Premier candidat de droite à ne pas se qualifier pour un second tour, l'ancien Premier ministre de Nicolas Sarkozy (2007-2012), actuellement député, a annoncé lundi ne pas se sentir légitime pour mener le combat à venir des législatives (11-18 juin) et vouloir "redevenir un militant de cœur" de son parti.
François Fillon a été aussi le premier candidat majeur d'une élection à être inculpé pendant une campagne présidentielle: le 14 mars, il s'est vu signifier par les juges les charges retenues contre lui, notamment "détournement de fonds publics" et "recel d'abus de biens sociaux".
L'emploi de son épouse Penelope comme assistante parlementaire - de 1986 à 2013 avec des interruptions -, révélé fin janvier par l'hebdomadaire satirique Le Canard enchaîné, est au cœur de l'affaire qui a bouleversé toute la campagne, occultant parfois les enjeux du scrutin, dont le premier tour s'est tenu dimanche.
Faute de s'être qualifié pour le second tour, M. Fillon, pourtant parti grand favori de l'élection, a perdu toute chance de devenir président et d'être ainsi protégé par l'immunité totale dont bénéficie un chef de l'État en exercice -- qui aurait empêché toute nouvelle convocation par les juges d'instruction pendant son mandat.
"L'enquête a jusqu'ici été menée au pas de charge, il n'y a pas de raison pour que les investigations ne se poursuivent pas à un rythme soutenu à l'encontre de l'ex-Premier ministre", relevait lundi une source proche du dossier.
Lors de son premier rendez-vous avec les juges, M. Fillon avait refusé de répondre aux questions, se contentant de lire une simple déclaration, invoquant le "calendrier" judiciaire, "en plein cœur de la campagne présidentielle", et défendant aussi la réalité de l'emploi de son épouse.

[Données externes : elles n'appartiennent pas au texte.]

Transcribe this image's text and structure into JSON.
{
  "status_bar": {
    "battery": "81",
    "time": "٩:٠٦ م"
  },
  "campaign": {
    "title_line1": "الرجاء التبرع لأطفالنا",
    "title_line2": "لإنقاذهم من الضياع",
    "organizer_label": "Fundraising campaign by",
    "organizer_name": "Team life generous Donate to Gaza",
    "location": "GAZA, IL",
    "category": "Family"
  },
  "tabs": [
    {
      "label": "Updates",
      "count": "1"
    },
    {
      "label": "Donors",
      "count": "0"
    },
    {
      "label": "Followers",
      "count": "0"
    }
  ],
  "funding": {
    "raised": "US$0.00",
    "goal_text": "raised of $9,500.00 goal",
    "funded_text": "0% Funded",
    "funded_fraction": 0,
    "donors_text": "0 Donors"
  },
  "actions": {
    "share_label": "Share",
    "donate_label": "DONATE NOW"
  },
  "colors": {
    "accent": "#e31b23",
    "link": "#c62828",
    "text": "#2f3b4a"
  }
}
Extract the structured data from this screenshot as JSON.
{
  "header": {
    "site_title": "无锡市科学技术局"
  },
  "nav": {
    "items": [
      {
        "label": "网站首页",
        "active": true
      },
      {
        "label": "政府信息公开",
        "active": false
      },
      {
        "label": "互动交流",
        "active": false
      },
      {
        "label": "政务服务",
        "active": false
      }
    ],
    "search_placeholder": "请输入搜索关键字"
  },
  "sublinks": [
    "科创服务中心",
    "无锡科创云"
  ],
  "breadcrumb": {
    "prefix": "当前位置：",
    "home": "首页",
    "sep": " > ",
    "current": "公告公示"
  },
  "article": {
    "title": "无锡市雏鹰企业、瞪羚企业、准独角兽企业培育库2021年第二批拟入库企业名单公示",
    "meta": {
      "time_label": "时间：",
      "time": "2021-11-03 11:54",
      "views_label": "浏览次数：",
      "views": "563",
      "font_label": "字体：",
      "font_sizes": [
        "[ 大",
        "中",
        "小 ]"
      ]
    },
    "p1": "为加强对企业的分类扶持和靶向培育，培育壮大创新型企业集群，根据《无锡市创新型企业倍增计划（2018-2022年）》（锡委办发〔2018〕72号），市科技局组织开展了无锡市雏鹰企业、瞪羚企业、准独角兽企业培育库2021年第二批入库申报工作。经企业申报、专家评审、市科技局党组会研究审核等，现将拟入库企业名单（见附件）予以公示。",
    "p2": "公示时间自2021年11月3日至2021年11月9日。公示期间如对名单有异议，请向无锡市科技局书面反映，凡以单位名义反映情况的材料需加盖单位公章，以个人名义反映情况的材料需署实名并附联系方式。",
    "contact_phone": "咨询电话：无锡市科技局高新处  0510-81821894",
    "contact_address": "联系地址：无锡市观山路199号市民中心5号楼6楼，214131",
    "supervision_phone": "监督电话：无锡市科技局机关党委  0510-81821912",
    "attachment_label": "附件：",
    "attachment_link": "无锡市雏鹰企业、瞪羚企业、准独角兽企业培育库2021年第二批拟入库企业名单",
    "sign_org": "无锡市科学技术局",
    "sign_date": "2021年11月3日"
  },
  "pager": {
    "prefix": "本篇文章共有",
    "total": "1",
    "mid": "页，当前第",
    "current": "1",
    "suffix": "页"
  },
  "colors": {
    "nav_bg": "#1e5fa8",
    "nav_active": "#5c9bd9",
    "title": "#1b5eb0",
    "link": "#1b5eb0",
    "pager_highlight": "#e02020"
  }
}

"Une nouvelle audition va permettre de l'interroger sur le fond", a relevé la source proche du dossier, rappelant que Penelope Fillon avait été entendue "pendant plus de douze heures avant sa mise en examen" le 28 mars.
Les enquêteurs s'interrogent en particulier sur la réalité des emplois de la discrète épouse, comme collaboratrice parlementaire auprès de son mari, puis de son suppléant à l'Assemblée, Marc Joulaud, de 1986 à 2013, pour 680.380 euros nets d'émoluments au total, payés sur les deniers publics.
Rémunérée dès 1982
Comme le site d'information en ligne Mediapart l'a révélé il y a deux semaines, "Penelope Fillon a été rémunérée dès 1982 par son époux pour des missions à l'Assemblée", d'après la source proche du dossier, mais "l'enquête ouverte par le parquet national financier (PNF) ne porte pas à ce stade sur cette période".
Les investigations portent aussi sur deux des enfants du couple, Marie et Charles, embauchés comme assistants de leur père de 2005 à 2007 lorsqu'il était sénateur. Et sur de possibles abus de biens sociaux alors que Penelope Fillon a été employée de mai 2012 à décembre 2013 dans une revue littéraire, propriété de l'homme d'affaires Marc Ladreit de Lacharrière, un proche de l'ancien Premier ministre.
Le PNF a élargi le 16 mars son enquête à des soupçons d'escroquerie aggravée et de trafic d'influence.
Concernant l'escroquerie, les enquêteurs se demandent si le couple n'a pas cherché à minimiser la durée du travail censé avoir été effectué par Penelope Fillon à la Revue des deux mondes alors qu'elle était, de juillet 2012 à novembre 2013, salariée du magazine et assistante parlementaire de son mari, deux emplois rémunérés à temps plein.
Les soupçons de trafic d'influence portent, eux, sur des costumes offerts au candidat Fillon par l'un de ses amis, l'avocat Robert Bourgi, figure des réseaux français en Afrique.
A ce jour, hormis le couple Fillon - dont les avocats n'ont pas souhaité s'exprimer-, seul Marc Joulaud a été mis en examen.